What is the fastest way and software to build phylogenetic trees from WGS NGS data? I tried to use GeneiousPro software, but it is deadly slow, infinity/eternity is not enough to process my 179 WGS tuberculosis files. Thank you.
When it comes to phylogenetics, fastest isn't always the best.
If you have WGS data, you need to assemble the data/call variants. Most programs take alignments of one or more loci in FASTA, Nexus, or PHYLIP. You'll need homologous loci across samples.

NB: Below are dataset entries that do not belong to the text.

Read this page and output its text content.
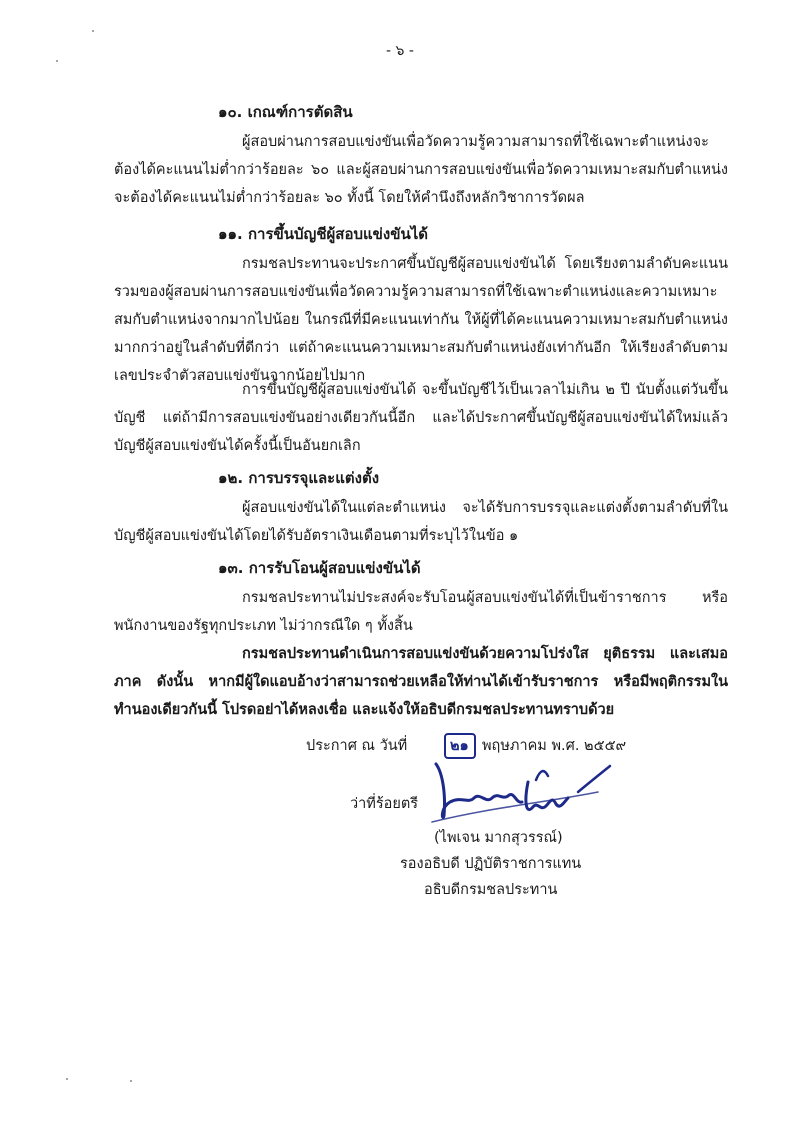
- ๖ -
๑๐. เกณฑ์การตัดสิน

ผู้สอบผ่านการสอบแข่งขันเพื่อวัดความรู้ความสามารถที่ใช้เฉพาะตำแหน่งจะต้องได้คะแนนไม่ต่ำกว่าร้อยละ ๖๐ และผู้สอบผ่านการสอบแข่งขันเพื่อวัดความเหมาะสมกับตำแหน่งจะต้องได้คะแนนไม่ต่ำกว่าร้อยละ ๖๐ ทั้งนี้ โดยให้คำนึงถึงหลักวิชาการวัดผล

๑๑. การขึ้นบัญชีผู้สอบแข่งขันได้

กรมชลประทานจะประกาศขึ้นบัญชีผู้สอบแข่งขันได้ โดยเรียงตามลำดับคะแนนรวมของผู้สอบผ่านการสอบแข่งขันเพื่อวัดความรู้ความสามารถที่ใช้เฉพาะตำแหน่งและความเหมาะสมกับตำแหน่งจากมากไปน้อย ในกรณีที่มีคะแนนเท่ากัน ให้ผู้ที่ได้คะแนนความเหมาะสมกับตำแหน่งมากกว่าอยู่ในลำดับที่ดีกว่า แต่ถ้าคะแนนความเหมาะสมกับตำแหน่งยังเท่ากันอีก ให้เรียงลำดับตามเลขประจำตัวสอบแข่งขันจากน้อยไปมาก

การขึ้นบัญชีผู้สอบแข่งขันได้ จะขึ้นบัญชีไว้เป็นเวลาไม่เกิน ๒ ปี นับตั้งแต่วันขึ้นบัญชี แต่ถ้ามีการสอบแข่งขันอย่างเดียวกันนี้อีก และได้ประกาศขึ้นบัญชีผู้สอบแข่งขันได้ใหม่แล้ว บัญชีผู้สอบแข่งขันได้ครั้งนี้เป็นอันยกเลิก

๑๒. การบรรจุและแต่งตั้ง

ผู้สอบแข่งขันได้ในแต่ละตำแหน่ง จะได้รับการบรรจุและแต่งตั้งตามลำดับที่ในบัญชีผู้สอบแข่งขันได้โดยได้รับอัตราเงินเดือนตามที่ระบุไว้ในข้อ ๑

๑๓. การรับโอนผู้สอบแข่งขันได้

กรมชลประทานไม่ประสงค์จะรับโอนผู้สอบแข่งขันได้ที่เป็นข้าราชการ หรือพนักงานของรัฐทุกประเภท ไม่ว่ากรณีใด ๆ ทั้งสิ้น

กรมชลประทานดำเนินการสอบแข่งขันด้วยความโปร่งใส ยุติธรรม และเสมอภาค ดังนั้น หากมีผู้ใดแอบอ้างว่าสามารถช่วยเหลือให้ท่านได้เข้ารับราชการ หรือมีพฤติกรรมในทำนองเดียวกันนี้ โปรดอย่าได้หลงเชื่อ และแจ้งให้อธิบดีกรมชลประทานทราบด้วย

ประกาศ ณ วันที่	๒๑ พฤษภาคม พ.ศ. ๒๕๕๙
ว่าที่ร้อยตรี
(ไพเจน มากสุวรรณ์)
รองอธิบดี ปฏิบัติราชการแทน
อธิบดีกรมชลประทาน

If you have such a dataset, your workflow would look something like the following. Suggestions for programs in parentheses.
- Perform a multiple sequence alignment on your locus/loci of interest (Mafft, Muscle, Clustal)
- Estimate a model of sequence evolution for each of your alignments (DT-ModSel, ModelTest, a couple R libraries)
- If you are using genetic distances, correct the distances using the model you inferred (several libraries in R, PAUP*). For ML and Bayesian (likelihood) approaches, estimate trees using the inferred model (Garli, BEAST, RAxML, PAUP*)
- Evaluate the trees using some measure of statistical support, most often parametric/nonparametric bootstraps or posterior probabilities (often, the program you used)
For a lot of data, you are generally going to be constrained to using distance-based approaches or RAxML. Other approaches will take far too long to complete.
Phylogenetics is one of the more complicated subfields of biology (actually, it's an extension of graph theory in mathematics), and a thorough discussion of methods and theory is beyond a simple post. I hope this gives you a decent place to start.
This should also provide some answers to your other post: Is it possible to build phylogenetic trees from a set of fasta and gene bank format files, and what are the most appropriate tools for that?.